Suna’nın Kızları “Türkiye’de Kız Çocukların Eğitimi: Engeller, Müdahaleler ve Olanaklar” araştırmasını yayınladı. Fiziksel, entelektüel, ekonomik, sosyal ve politik yapabilirlik tanımlarının yer aldığı raporun tavsiyeler bölümünde kriterlerin erkek çocuklar için de sağlanamadığına dikkat çekilerek ancak yoksulluğun ve ırkçılık gibi yapısal şiddet mekanizmalarının toplumsal cinsiyet eşitsizliğini giderek daha derinleştirdiğine, dolayısıyla en büyük sıkıntıyı kız çocukların çektiğine vurgu yapıldı.
Eğitim, kültür ve sanat alanlarındaki sosyal yatırımlarıyla tanınan iş insanı Suna Kıraç’ın adını taşıyan Suna’nın Kızları, Eğitim Reformu Girişimi ile birlikte “Türkiye’de Kız Çocukların Eğitimi: Engeller, Müdahaleler ve Olanaklar” raporunu yayınladı.
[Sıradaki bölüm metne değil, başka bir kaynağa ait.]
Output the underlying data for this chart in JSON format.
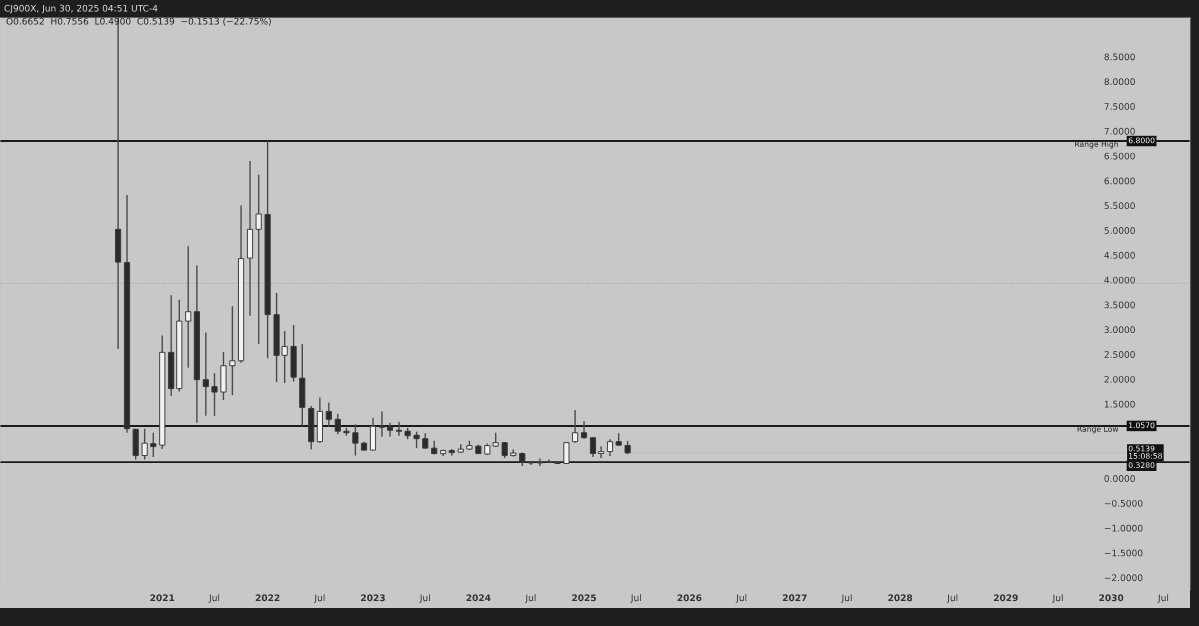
{
  "chart_data": {
    "type": "candlestick",
    "annotations": [
      "CJ900X, Jun 30, 2025 04:51 UTC-4",
      "O0.6652  H0.7556  L0.4900  C0.5139  −0.1513 (−22.75%)",
      {
        "text": "6.8000",
        "x": "2030-03",
        "y": 6.8
      },
      {
        "text": "1.0570",
        "x": "2030-03",
        "y": 1.057
      },
      {
        "text": "0.5139\n15:08:58",
        "x": "2025-06",
        "y": 0.5139
      },
      {
        "text": "0.3280",
        "x": "2030-03",
        "y": 0.328
      }
    ],
    "x": [
      "2020-08",
      "2020-09",
      "2020-10",
      "2020-11",
      "2020-12",
      "2021-01",
      "2021-02",
      "2021-03",
      "2021-04",
      "2021-05",
      "2021-06",
      "2021-07",
      "2021-08",
      "2021-09",
      "2021-10",
      "2021-11",
      "2021-12",
      "2022-01",
      "2022-02",
      "2022-03",
      "2022-04",
      "2022-05",
      "2022-06",
      "2022-07",
      "2022-08",
      "2022-09",
      "2022-10",
      "2022-11",
      "2022-12",
      "2023-01",
      "2023-02",
      "2023-03",
      "2023-04",
      "2023-05",
      "2023-06",
      "2023-07",
      "2023-08",
      "2023-09",
      "2023-10",
      "2023-11",
      "2023-12",
      "2024-01",
      "2024-02",
      "2024-03",
      "2024-04",
      "2024-05",
      "2024-06",
      "2024-07",
      "2024-08",
      "2024-09",
      "2024-10",
      "2024-11",
      "2024-12",
      "2025-01",
      "2025-02",
      "2025-03",
      "2025-04",
      "2025-05",
      "2025-06"
    ],
    "ohlc": [
      [
        5.02,
        9.28,
        2.61,
        4.36
      ],
      [
        4.35,
        5.71,
        0.92,
        1.0
      ],
      [
        0.99,
        1.0,
        0.38,
        0.46
      ],
      [
        0.46,
        1.0,
        0.38,
        0.71
      ],
      [
        0.7,
        0.92,
        0.43,
        0.64
      ],
      [
        0.67,
        2.88,
        0.59,
        2.54
      ],
      [
        2.54,
        3.69,
        1.66,
        1.81
      ],
      [
        1.81,
        3.6,
        1.75,
        3.17
      ],
      [
        3.17,
        4.68,
        2.23,
        3.36
      ],
      [
        3.36,
        4.29,
        1.12,
        1.99
      ],
      [
        1.99,
        2.94,
        1.26,
        1.85
      ],
      [
        1.85,
        2.12,
        1.26,
        1.74
      ],
      [
        1.74,
        2.55,
        1.58,
        2.27
      ],
      [
        2.27,
        3.47,
        1.68,
        2.37
      ],
      [
        2.37,
        5.5,
        2.33,
        4.43
      ],
      [
        4.44,
        6.4,
        3.28,
        5.02
      ],
      [
        5.02,
        6.12,
        2.71,
        5.33
      ],
      [
        5.32,
        6.8,
        2.42,
        3.3
      ],
      [
        3.3,
        3.74,
        1.94,
        2.48
      ],
      [
        2.48,
        2.97,
        1.92,
        2.66
      ],
      [
        2.66,
        3.09,
        1.95,
        2.04
      ],
      [
        2.02,
        2.71,
        1.05,
        1.43
      ],
      [
        1.41,
        1.46,
        0.58,
        0.74
      ],
      [
        0.74,
        1.63,
        0.72,
        1.35
      ],
      [
        1.35,
        1.53,
        1.04,
        1.19
      ],
      [
        1.19,
        1.3,
        0.89,
        0.95
      ],
      [
        0.95,
        1.02,
        0.86,
        0.92
      ],
      [
        0.92,
        1.09,
        0.46,
        0.71
      ],
      [
        0.71,
        0.74,
        0.56,
        0.57
      ],
      [
        0.57,
        1.22,
        0.56,
        1.05
      ],
      [
        1.05,
        1.35,
        0.84,
        1.03
      ],
      [
        1.03,
        1.12,
        0.84,
        0.97
      ],
      [
        0.97,
        1.14,
        0.86,
        0.95
      ],
      [
        0.95,
        1.02,
        0.79,
        0.86
      ],
      [
        0.87,
        0.94,
        0.61,
        0.8
      ],
      [
        0.8,
        0.91,
        0.6,
        0.61
      ],
      [
        0.61,
        0.76,
        0.48,
        0.5
      ],
      [
        0.5,
        0.58,
        0.45,
        0.56
      ],
      [
        0.56,
        0.59,
        0.46,
        0.52
      ],
      [
        0.53,
        0.69,
        0.51,
        0.59
      ],
      [
        0.59,
        0.76,
        0.57,
        0.66
      ],
      [
        0.65,
        0.68,
        0.49,
        0.5
      ],
      [
        0.49,
        0.7,
        0.47,
        0.66
      ],
      [
        0.65,
        0.92,
        0.63,
        0.72
      ],
      [
        0.72,
        0.73,
        0.41,
        0.46
      ],
      [
        0.46,
        0.58,
        0.44,
        0.51
      ],
      [
        0.5,
        0.52,
        0.25,
        0.33
      ],
      [
        0.33,
        0.34,
        0.27,
        0.31
      ],
      [
        0.31,
        0.4,
        0.25,
        0.32
      ],
      [
        0.32,
        0.38,
        0.31,
        0.34
      ],
      [
        0.32,
        0.34,
        0.29,
        0.3
      ],
      [
        0.3,
        0.73,
        0.29,
        0.72
      ],
      [
        0.74,
        1.38,
        0.72,
        0.92
      ],
      [
        0.92,
        1.15,
        0.8,
        0.82
      ],
      [
        0.82,
        0.82,
        0.43,
        0.5
      ],
      [
        0.5,
        0.65,
        0.41,
        0.54
      ],
      [
        0.54,
        0.79,
        0.45,
        0.74
      ],
      [
        0.74,
        0.91,
        0.66,
        0.67
      ],
      [
        0.6652,
        0.7556,
        0.49,
        0.5139
      ]
    ],
    "xlim": [
      "2019-06-19",
      "2030-10-01"
    ],
    "xticks": [
      {
        "value": "2021-01",
        "label": "2021"
      },
      {
        "value": "2021-07",
        "label": "Jul"
      },
      {
        "value": "2022-01",
        "label": "2022"
      },
      {
        "value": "2022-07",
        "label": "Jul"
      },
      {
        "value": "2023-01",
        "label": "2023"
      },
      {
        "value": "2023-07",
        "label": "Jul"
      },
      {
        "value": "2024-01",
        "label": "2024"
      },
      {
        "value": "2024-07",
        "label": "Jul"
      },
      {
        "value": "2025-01",
        "label": "2025"
      },
      {
        "value": "2025-07",
        "label": "Jul"
      },
      {
        "value": "2026-01",
        "label": "2026"
      },
      {
        "value": "2026-07",
        "label": "Jul"
      },
      {
        "value": "2027-01",
        "label": "2027"
      },
      {
        "value": "2027-07",
        "label": "Jul"
      },
      {
        "value": "2028-01",
        "label": "2028"
      },
      {
        "value": "2028-07",
        "label": "Jul"
      },
      {
        "value": "2029-01",
        "label": "2029"
      },
      {
        "value": "2029-07",
        "label": "Jul"
      },
      {
        "value": "2030-01",
        "label": "2030"
      },
      {
        "value": "2030-07",
        "label": "Jul"
      }
    ],
    "ylim": [
      -2.25,
      9.28
    ],
    "yticks": [
      {
        "value": -2,
        "label": "−2.0000"
      },
      {
        "value": -1.5,
        "label": "−1.5000"
      },
      {
        "value": -1,
        "label": "−1.0000"
      },
      {
        "value": -0.5,
        "label": "−0.5000"
      },
      {
        "value": 0,
        "label": "0.0000"
      },
      {
        "value": 1.5,
        "label": "1.5000"
      },
      {
        "value": 2,
        "label": "2.0000"
      },
      {
        "value": 2.5,
        "label": "2.5000"
      },
      {
        "value": 3,
        "label": "3.0000"
      },
      {
        "value": 3.5,
        "label": "3.5000"
      },
      {
        "value": 4,
        "label": "4.0000"
      },
      {
        "value": 4.5,
        "label": "4.5000"
      },
      {
        "value": 5,
        "label": "5.0000"
      },
      {
        "value": 5.5,
        "label": "5.5000"
      },
      {
        "value": 6,
        "label": "6.0000"
      },
      {
        "value": 6.5,
        "label": "6.5000"
      },
      {
        "value": 7,
        "label": "7.0000"
      },
      {
        "value": 7.5,
        "label": "7.5000"
      },
      {
        "value": 8,
        "label": "8.0000"
      },
      {
        "value": 8.5,
        "label": "8.5000"
      }
    ],
    "ref_lines": [
      {
        "axis": "y",
        "value": 6.8,
        "label": "Range High",
        "color": "#1a1a1a",
        "line_style": "solid"
      },
      {
        "axis": "y",
        "value": 1.057,
        "label": "Range Low",
        "color": "#1a1a1a",
        "line_style": "solid"
      },
      {
        "axis": "y",
        "value": 0.328,
        "label": null,
        "color": "#1a1a1a",
        "line_style": "solid"
      },
      {
        "axis": "y",
        "value": 3.93,
        "label": null,
        "color": "#a9a9a9",
        "line_style": "dotted"
      }
    ],
    "grid": false,
    "legend": false
  }
}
Suna Kıraç’ın kızı, iş insanı İpek Kıraç’ın liderliğinde, Suna ve İnan Kıraç Vakfı çatısı altında çalışmalarını yürüten Suna’nın Kızları; raporda özelde kız çocuklar, genelde ise tüm çocukların önündeki üç büyük engeli toplumsal cinsiyet eşitsizliği, yoksulluk ve yapısal şiddet olarak tanımlıyor.
Kız çocukları desteklemeye yönelik çalışmaların eğitime erişim, burs, okullaşma alanlarında yoğunlaştığına dikkat çeken rapor, kız çocukların yapabilirliklerinin artırılmasının en önemli ihtiyaç olduğunu vurguluyor.
“Planlarımızı İlerideki Parlak Ufuklara Göre Yapıyoruz”
Suna’nın Kızları Kurucusu İpek Kıraç, rapora yazdığı önsözde annesi Suna Kıraç’ın “Planlarımızı önümüzdeki yoğun sise göre değil, ilerideki parlak ufuklara göre yapıyoruz” sözünü parola edindiklerini belirterek şunları söyledi:
“Raporda göreceğiniz üzere Suna’nın Kızları’nın rotasını belirlerken Türkiye’de şimdiye kadar kız çocukların eğitimi üzerine yapılan birçok değerli çalışmayı inceledik. Tüm çocukların hayata eşit katılımı için destekleyici bir çevre oluşturmak üzere yola çıkmaya karar verdik. En zor koşullardaki çocukların özgün ihtiyaçlarını gözeten güvenli ve destekleyici imkanlar oluşturabilirsek bu sorunların birçoğunun çözümüne katkıda bulunabileceğimize inanıyorum.”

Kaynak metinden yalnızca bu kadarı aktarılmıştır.